With reference to the East-West framework, Bryzgel writes that “it is not this book’s mission to dismantle this binary, but to work within it”, however (p. 14). She follows Marina Gržinić’s directive to “infect” the Western canon with Eastern examples – calling this a “gradual seeping in of the East to the West, so that while the two histories remain separate and distinct, they begin to travel along the same course following the end of the cold war” (p. 30); hence, Bryzgel’s carefully considered comparisons are with canonical Western figures rather than with the work of more global contemporaries who might also have been included in the discussion: Santiago Sierra, Tania Bruguera, or Francis Alÿs, to propose just a few. Certainly, John Cage was influential in the USSR, as elsewhere, as is demonstrated by the reproduction of a wonderful photograph showing young artists entertaining him in Leningrad during a tour of the USSR in 1989. Nevertheless, the insistence on infecting “the canon” may also run the risk of further entrenching it, proposing that performance art from Eastern Europe has to be considered in relation to accounts such as the one rehearsed by RoseLee Goldberg in the late-1970s, which reads performance as a passage from Italian Futurism, through Pollock, to Kaprow.

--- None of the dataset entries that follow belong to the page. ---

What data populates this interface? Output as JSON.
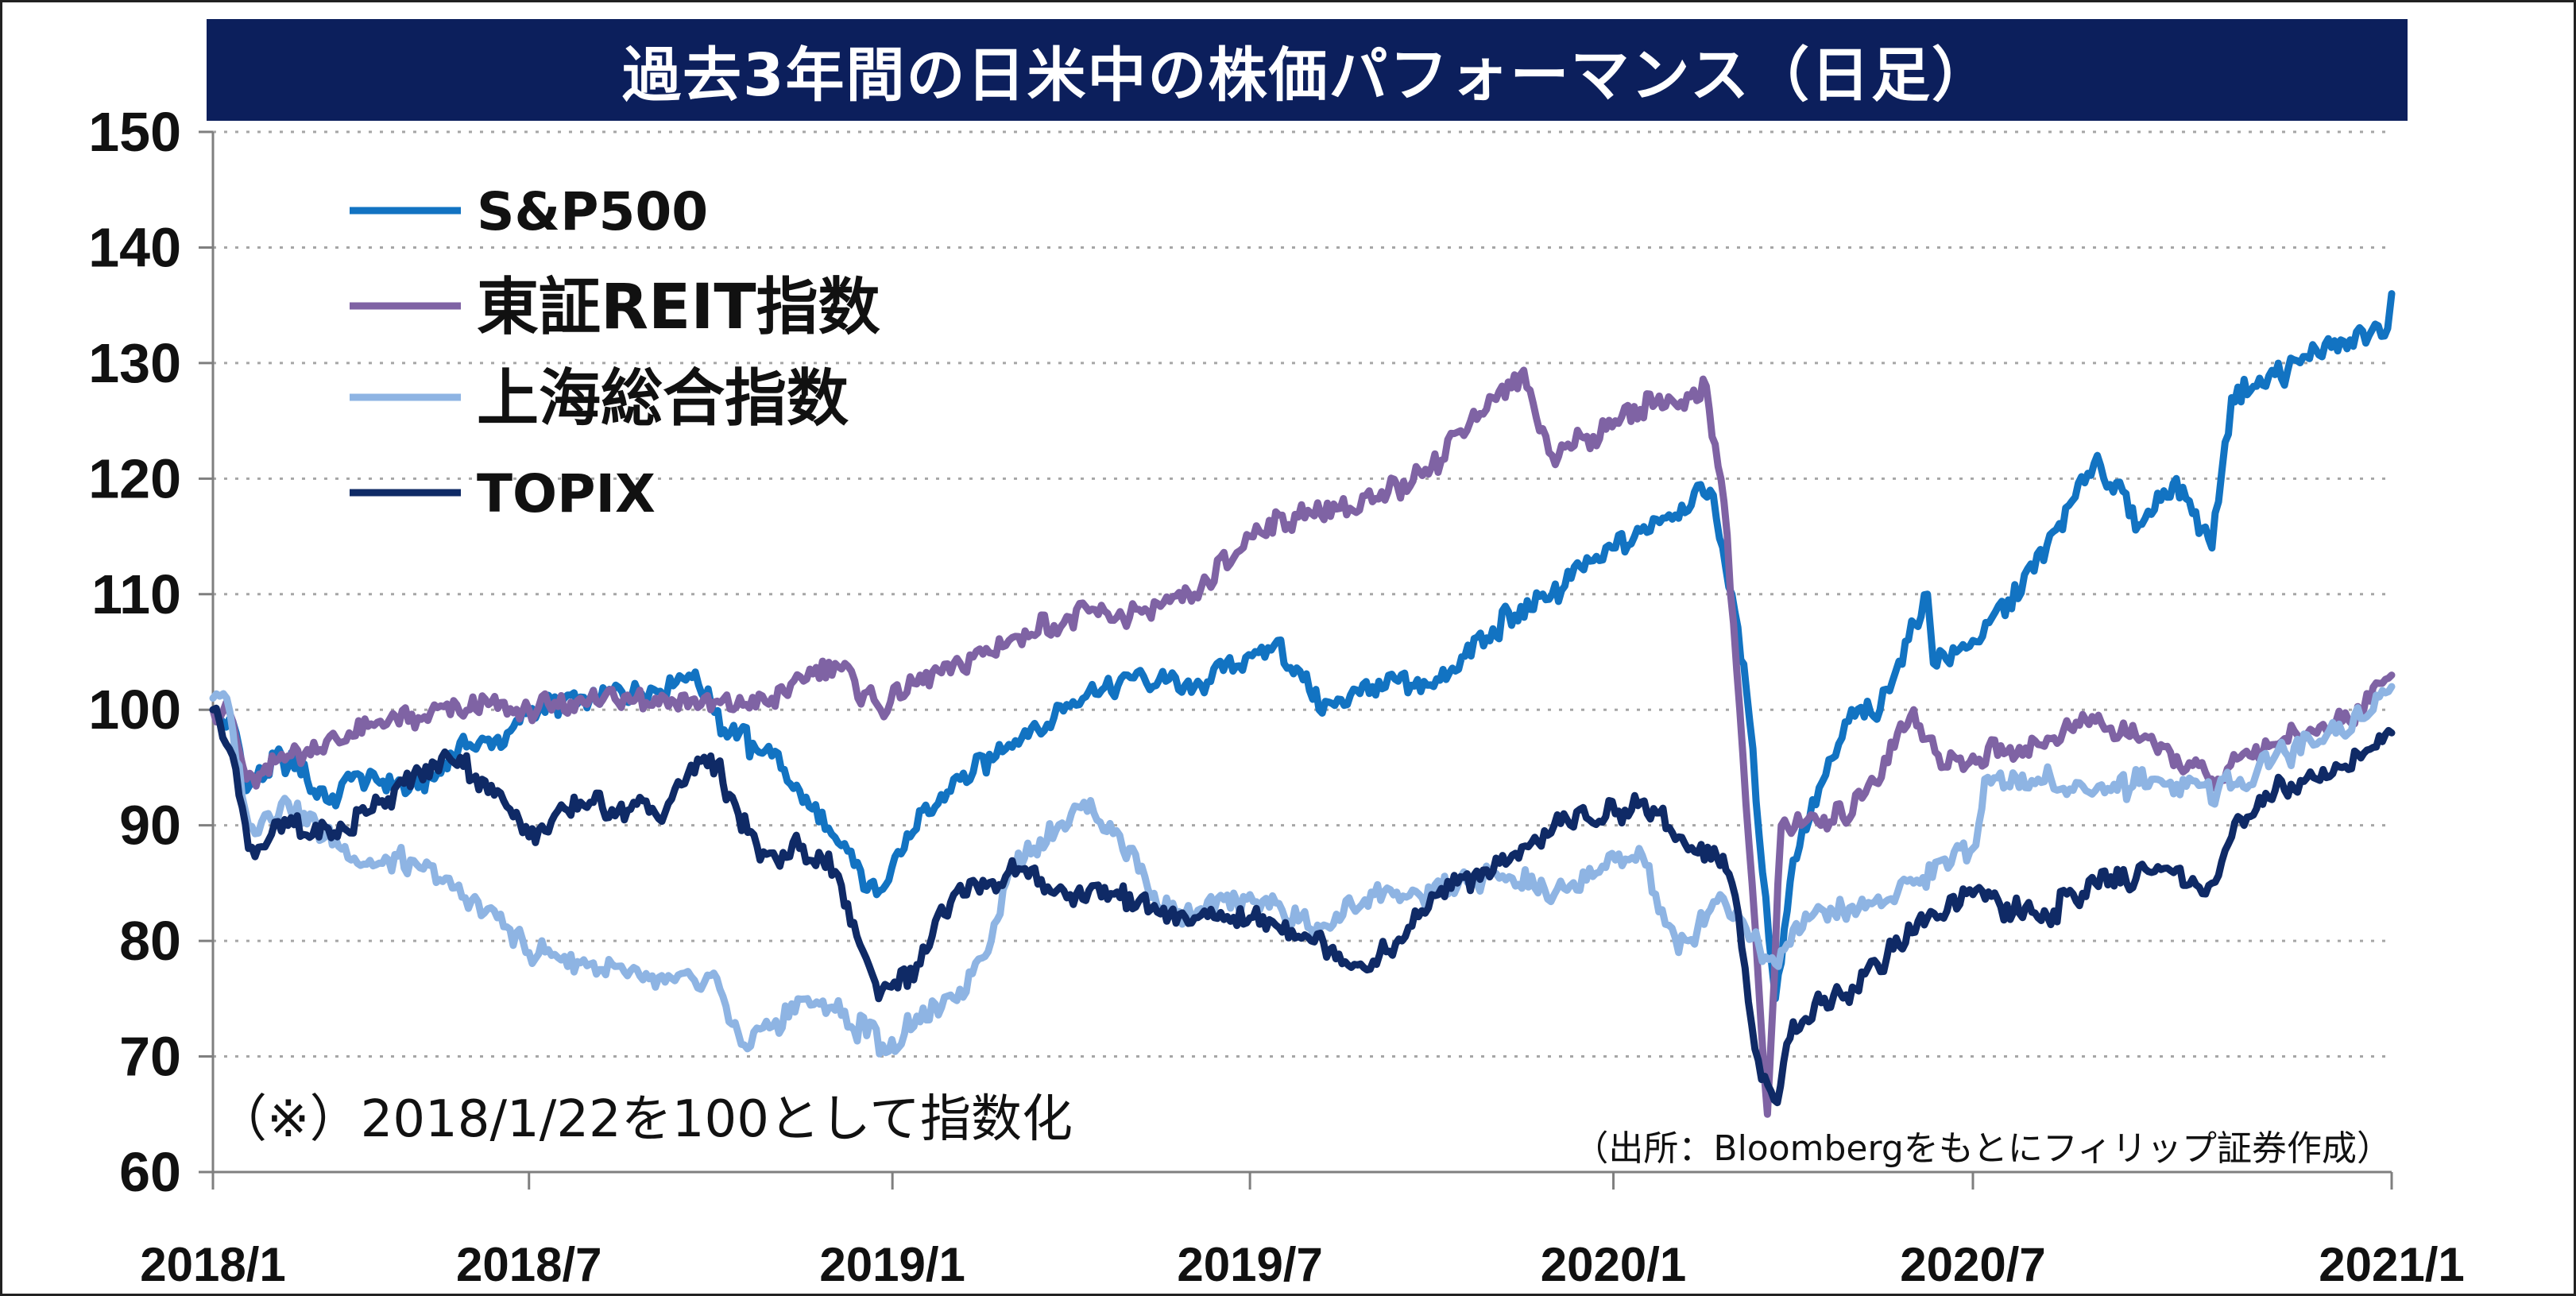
{
  "title": "過去3年間の日米中の株価パフォーマンス（日足）",
  "note": "（※）2018/1/22を100として指数化",
  "source": "（出所：Bloombergをもとにフィリップ証券作成）",
  "chart_data": {
    "type": "line",
    "title": "過去3年間の日米中の株価パフォーマンス（日足）",
    "xlabel": "",
    "ylabel": "",
    "ylim": [
      60,
      150
    ],
    "yticks": [
      60,
      70,
      80,
      90,
      100,
      110,
      120,
      130,
      140,
      150
    ],
    "xlim": [
      "2018-01-22",
      "2021-01-29"
    ],
    "xticks": [
      {
        "date": "2018-01-22",
        "label": "2018/1"
      },
      {
        "date": "2018-07-01",
        "label": "2018/7"
      },
      {
        "date": "2019-01-01",
        "label": "2019/1"
      },
      {
        "date": "2019-07-01",
        "label": "2019/7"
      },
      {
        "date": "2020-01-01",
        "label": "2020/1"
      },
      {
        "date": "2020-07-01",
        "label": "2020/7"
      },
      {
        "date": "2021-01-29",
        "label": "2021/1"
      }
    ],
    "grid": "horizontal dotted",
    "legend": "top-left",
    "series": [
      {
        "name": "S&P500",
        "color": "#1273c2",
        "x": [
          "2018-01-22",
          "2018-02-01",
          "2018-02-08",
          "2018-02-26",
          "2018-03-22",
          "2018-04-02",
          "2018-05-01",
          "2018-06-01",
          "2018-06-20",
          "2018-07-01",
          "2018-08-01",
          "2018-09-20",
          "2018-10-11",
          "2018-11-01",
          "2018-11-15",
          "2018-12-24",
          "2019-01-10",
          "2019-02-01",
          "2019-03-01",
          "2019-04-30",
          "2019-06-03",
          "2019-07-15",
          "2019-08-05",
          "2019-09-01",
          "2019-10-02",
          "2019-11-01",
          "2019-12-01",
          "2020-01-02",
          "2020-02-19",
          "2020-03-01",
          "2020-03-10",
          "2020-03-23",
          "2020-04-01",
          "2020-04-29",
          "2020-05-15",
          "2020-06-08",
          "2020-06-11",
          "2020-07-01",
          "2020-08-01",
          "2020-09-02",
          "2020-09-23",
          "2020-10-12",
          "2020-10-30",
          "2020-11-09",
          "2020-12-01",
          "2021-01-08",
          "2021-01-27",
          "2021-01-29"
        ],
        "values": [
          100,
          99,
          93,
          96,
          92,
          94,
          93,
          97,
          98,
          100,
          101,
          103,
          98,
          96,
          93,
          84,
          89,
          94,
          97,
          103,
          102,
          106,
          100,
          102,
          102,
          107,
          110,
          114,
          119,
          110,
          99,
          75,
          87,
          99,
          100,
          110,
          104,
          106,
          112,
          122,
          116,
          120,
          114,
          127,
          129,
          132,
          133,
          136
        ]
      },
      {
        "name": "東証REIT指数",
        "color": "#7f63a4",
        "x": [
          "2018-01-22",
          "2018-02-01",
          "2018-02-08",
          "2018-03-01",
          "2018-04-01",
          "2018-05-01",
          "2018-06-01",
          "2018-07-01",
          "2018-08-01",
          "2018-09-03",
          "2018-10-01",
          "2018-11-01",
          "2018-12-03",
          "2018-12-26",
          "2019-01-15",
          "2019-02-01",
          "2019-03-01",
          "2019-04-01",
          "2019-05-01",
          "2019-06-03",
          "2019-07-01",
          "2019-08-01",
          "2019-09-01",
          "2019-10-01",
          "2019-11-01",
          "2019-11-15",
          "2019-12-01",
          "2020-01-02",
          "2020-02-17",
          "2020-02-26",
          "2020-03-05",
          "2020-03-19",
          "2020-03-26",
          "2020-04-15",
          "2020-05-01",
          "2020-06-01",
          "2020-06-15",
          "2020-07-01",
          "2020-08-03",
          "2020-09-01",
          "2020-10-01",
          "2020-11-02",
          "2020-12-01",
          "2021-01-04",
          "2021-01-29"
        ],
        "values": [
          100,
          99,
          94,
          96,
          98,
          99,
          100,
          100,
          101,
          101,
          100,
          101,
          104,
          100,
          103,
          104,
          106,
          108,
          108,
          110,
          115,
          117,
          118,
          121,
          127,
          129,
          122,
          125,
          128,
          118,
          100,
          65,
          90,
          90,
          91,
          100,
          95,
          96,
          97,
          99,
          97,
          94,
          97,
          99,
          103
        ]
      },
      {
        "name": "上海総合指数",
        "color": "#8eb4e3",
        "x": [
          "2018-01-22",
          "2018-01-29",
          "2018-02-09",
          "2018-03-01",
          "2018-04-02",
          "2018-05-02",
          "2018-06-15",
          "2018-07-01",
          "2018-08-01",
          "2018-09-03",
          "2018-10-01",
          "2018-10-18",
          "2018-11-19",
          "2018-12-03",
          "2018-12-27",
          "2019-01-15",
          "2019-02-01",
          "2019-02-20",
          "2019-03-01",
          "2019-04-08",
          "2019-05-01",
          "2019-05-15",
          "2019-06-03",
          "2019-07-01",
          "2019-08-01",
          "2019-09-02",
          "2019-10-01",
          "2019-11-01",
          "2019-12-02",
          "2020-01-02",
          "2020-01-14",
          "2020-02-03",
          "2020-02-24",
          "2020-03-23",
          "2020-04-01",
          "2020-05-01",
          "2020-06-01",
          "2020-07-01",
          "2020-07-07",
          "2020-08-03",
          "2020-09-01",
          "2020-10-01",
          "2020-11-02",
          "2020-12-01",
          "2021-01-04",
          "2021-01-29"
        ],
        "values": [
          101,
          101,
          90,
          92,
          87,
          87,
          82,
          79,
          78,
          76,
          77,
          71,
          75,
          74,
          71,
          73,
          75,
          80,
          86,
          92,
          88,
          83,
          82,
          84,
          81,
          84,
          84,
          86,
          84,
          87,
          88,
          79,
          84,
          78,
          81,
          83,
          85,
          88,
          94,
          94,
          93,
          94,
          93,
          96,
          98,
          102
        ]
      },
      {
        "name": "TOPIX",
        "color": "#0f2a66",
        "x": [
          "2018-01-22",
          "2018-02-01",
          "2018-02-09",
          "2018-03-01",
          "2018-03-26",
          "2018-04-16",
          "2018-05-21",
          "2018-06-15",
          "2018-07-01",
          "2018-08-01",
          "2018-09-03",
          "2018-10-01",
          "2018-10-26",
          "2018-11-15",
          "2018-12-03",
          "2018-12-25",
          "2019-01-15",
          "2019-02-01",
          "2019-03-01",
          "2019-04-01",
          "2019-05-01",
          "2019-06-03",
          "2019-07-01",
          "2019-08-01",
          "2019-08-26",
          "2019-09-16",
          "2019-10-01",
          "2019-11-01",
          "2019-12-02",
          "2020-01-02",
          "2020-01-15",
          "2020-02-03",
          "2020-02-21",
          "2020-03-01",
          "2020-03-16",
          "2020-03-24",
          "2020-04-01",
          "2020-05-01",
          "2020-06-08",
          "2020-07-01",
          "2020-08-03",
          "2020-09-01",
          "2020-10-01",
          "2020-10-30",
          "2020-11-09",
          "2020-12-01",
          "2021-01-04",
          "2021-01-29"
        ],
        "values": [
          100,
          96,
          88,
          90,
          89,
          92,
          96,
          93,
          89,
          92,
          91,
          96,
          87,
          88,
          86,
          75,
          78,
          84,
          86,
          84,
          84,
          82,
          82,
          80,
          78,
          80,
          84,
          86,
          90,
          91,
          92,
          89,
          88,
          85,
          68,
          66,
          73,
          76,
          82,
          84,
          82,
          85,
          86,
          85,
          89,
          93,
          95,
          98
        ]
      }
    ]
  },
  "legend_items": [
    "S&P500",
    "東証REIT指数",
    "上海総合指数",
    "TOPIX"
  ]
}
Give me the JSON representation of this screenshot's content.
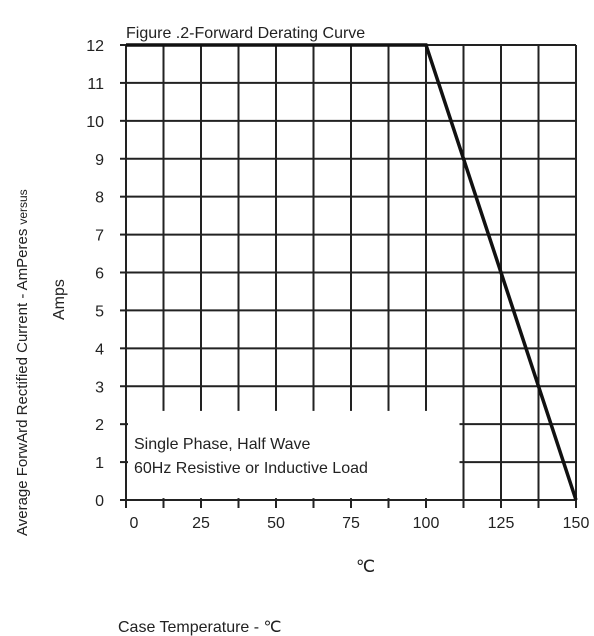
{
  "chart_data": {
    "type": "line",
    "title": "Figure .2-Forward Derating Curve",
    "ylabel_line1": "Average ForwArd Rectified Current  -  AmPeres",
    "ylabel_suffix": "versus",
    "ylabel_line2": "Amps",
    "xlabel_unit": "℃",
    "xlabel": "Case Temperature  -  ℃",
    "xlim": [
      0,
      150
    ],
    "ylim": [
      0,
      12
    ],
    "x_ticks": [
      "0",
      "25",
      "50",
      "75",
      "100",
      "125",
      "150"
    ],
    "y_ticks": [
      "0",
      "1",
      "2",
      "3",
      "4",
      "5",
      "6",
      "7",
      "8",
      "9",
      "10",
      "11",
      "12"
    ],
    "grid": true,
    "annotation_line1": "Single Phase, Half Wave",
    "annotation_line2": "60Hz Resistive or Inductive Load",
    "series": [
      {
        "x": [
          0,
          100,
          150
        ],
        "y": [
          12,
          12,
          0
        ]
      }
    ]
  }
}
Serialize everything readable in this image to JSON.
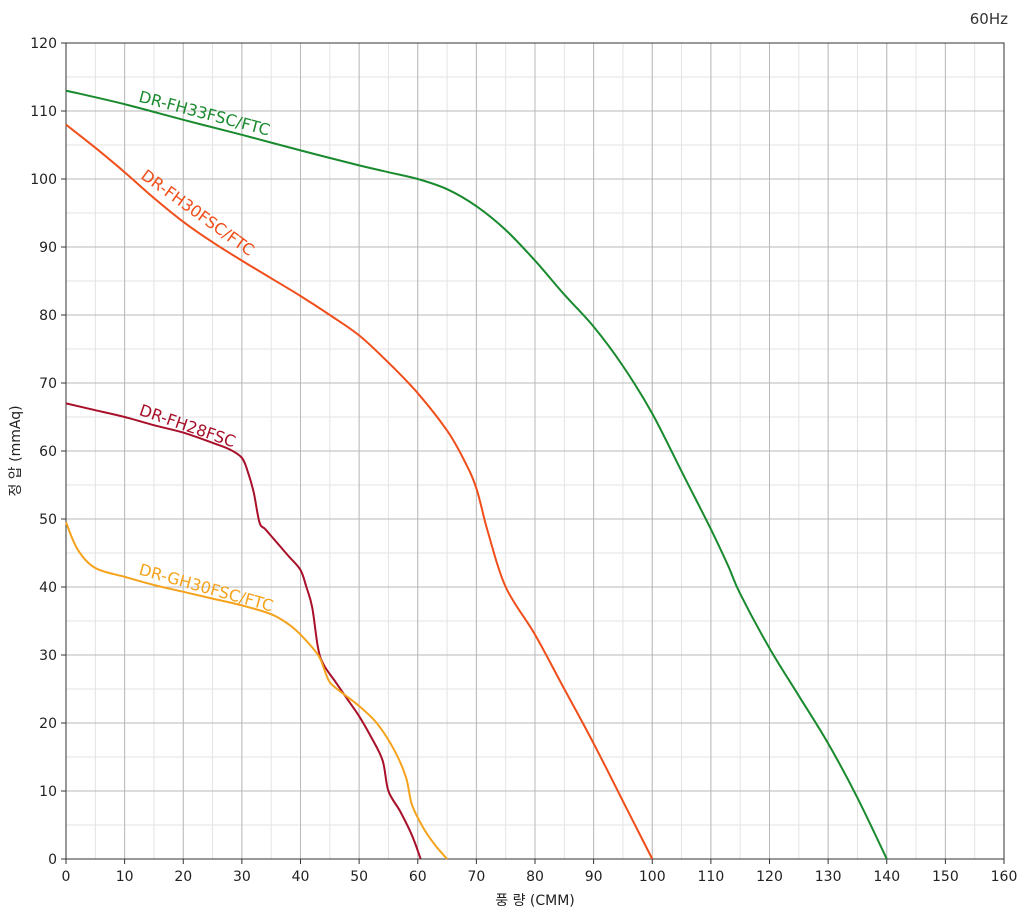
{
  "corner_label": "60Hz",
  "chart_data": {
    "type": "line",
    "xlabel": "풍 량 (CMM)",
    "ylabel": "정 압 (mmAq)",
    "xlim": [
      0,
      160
    ],
    "ylim": [
      0,
      120
    ],
    "x_ticks": [
      0,
      10,
      20,
      30,
      40,
      50,
      60,
      70,
      80,
      90,
      100,
      110,
      120,
      130,
      140,
      150,
      160
    ],
    "y_ticks": [
      0,
      10,
      20,
      30,
      40,
      50,
      60,
      70,
      80,
      90,
      100,
      110,
      120
    ],
    "x_minor_step": 5,
    "y_minor_step": 5,
    "grid": true,
    "legend": "inline labels on curves",
    "series": [
      {
        "name": "DR-FH33FSC/FTC",
        "color": "#1a8a2e",
        "points": [
          [
            0,
            113
          ],
          [
            10,
            111
          ],
          [
            20,
            108.7
          ],
          [
            30,
            106.5
          ],
          [
            40,
            104.2
          ],
          [
            50,
            102
          ],
          [
            55,
            101
          ],
          [
            60,
            100
          ],
          [
            65,
            98.5
          ],
          [
            70,
            96
          ],
          [
            75,
            92.5
          ],
          [
            80,
            88
          ],
          [
            85,
            83
          ],
          [
            90,
            78.3
          ],
          [
            95,
            72.5
          ],
          [
            100,
            65.5
          ],
          [
            105,
            57
          ],
          [
            110,
            48.5
          ],
          [
            113,
            43
          ],
          [
            115,
            39
          ],
          [
            120,
            31
          ],
          [
            125,
            24
          ],
          [
            130,
            17
          ],
          [
            135,
            9
          ],
          [
            140,
            0
          ]
        ]
      },
      {
        "name": "DR-FH30FSC/FTC",
        "color": "#f04e1a",
        "points": [
          [
            0,
            108
          ],
          [
            5,
            104.6
          ],
          [
            10,
            101
          ],
          [
            15,
            97.2
          ],
          [
            20,
            93.7
          ],
          [
            25,
            90.7
          ],
          [
            30,
            88
          ],
          [
            35,
            85.4
          ],
          [
            40,
            82.8
          ],
          [
            45,
            80
          ],
          [
            50,
            77
          ],
          [
            55,
            73
          ],
          [
            60,
            68.5
          ],
          [
            65,
            63
          ],
          [
            68,
            58.5
          ],
          [
            70,
            54.5
          ],
          [
            72,
            48
          ],
          [
            75,
            40
          ],
          [
            80,
            33
          ],
          [
            85,
            25
          ],
          [
            90,
            17
          ],
          [
            95,
            8.5
          ],
          [
            100,
            0
          ]
        ]
      },
      {
        "name": "DR-FH28FSC",
        "color": "#a8102a",
        "points": [
          [
            0,
            67
          ],
          [
            5,
            66
          ],
          [
            10,
            65
          ],
          [
            15,
            63.8
          ],
          [
            20,
            62.7
          ],
          [
            25,
            61.2
          ],
          [
            28,
            60.2
          ],
          [
            30,
            59
          ],
          [
            31,
            57
          ],
          [
            32,
            54
          ],
          [
            33,
            49.5
          ],
          [
            34,
            48.5
          ],
          [
            36,
            46.5
          ],
          [
            38,
            44.5
          ],
          [
            40,
            42.5
          ],
          [
            41,
            40
          ],
          [
            42,
            37
          ],
          [
            43,
            31
          ],
          [
            44,
            28.5
          ],
          [
            46,
            26
          ],
          [
            48,
            23.5
          ],
          [
            50,
            21
          ],
          [
            52,
            18
          ],
          [
            54,
            14.5
          ],
          [
            55,
            10
          ],
          [
            57,
            7
          ],
          [
            59,
            3.5
          ],
          [
            60.5,
            0
          ]
        ]
      },
      {
        "name": "DR-GH30FSC/FTC",
        "color": "#f5a21c",
        "points": [
          [
            0,
            49.5
          ],
          [
            2,
            45.5
          ],
          [
            5,
            42.8
          ],
          [
            10,
            41.5
          ],
          [
            15,
            40.3
          ],
          [
            20,
            39.3
          ],
          [
            25,
            38.3
          ],
          [
            30,
            37.3
          ],
          [
            35,
            36
          ],
          [
            38,
            34.5
          ],
          [
            40,
            33
          ],
          [
            43,
            30
          ],
          [
            44,
            28
          ],
          [
            45,
            26
          ],
          [
            47,
            24.5
          ],
          [
            50,
            22.5
          ],
          [
            53,
            20
          ],
          [
            56,
            16
          ],
          [
            58,
            12
          ],
          [
            59,
            8
          ],
          [
            61,
            4.5
          ],
          [
            63,
            2
          ],
          [
            65,
            0
          ]
        ]
      }
    ]
  }
}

By not tracing the particular local development of performative tendencies in the three countries examined in the longue durée, Bryzgel risks giving the impression that East Europeans were latecomers to performance. While Performing the East offers wonderful insights into important artists, it does so within an overwhelmingly Western interpretative framework. Such a methodological approach undoubtedly has its strategic rationale. The book’s bold title also seems to me beg the question: has the time now come for books about the likes of Bruce Nauman, Carolee Schneeman or Vito Acconci to entitled Performing the West?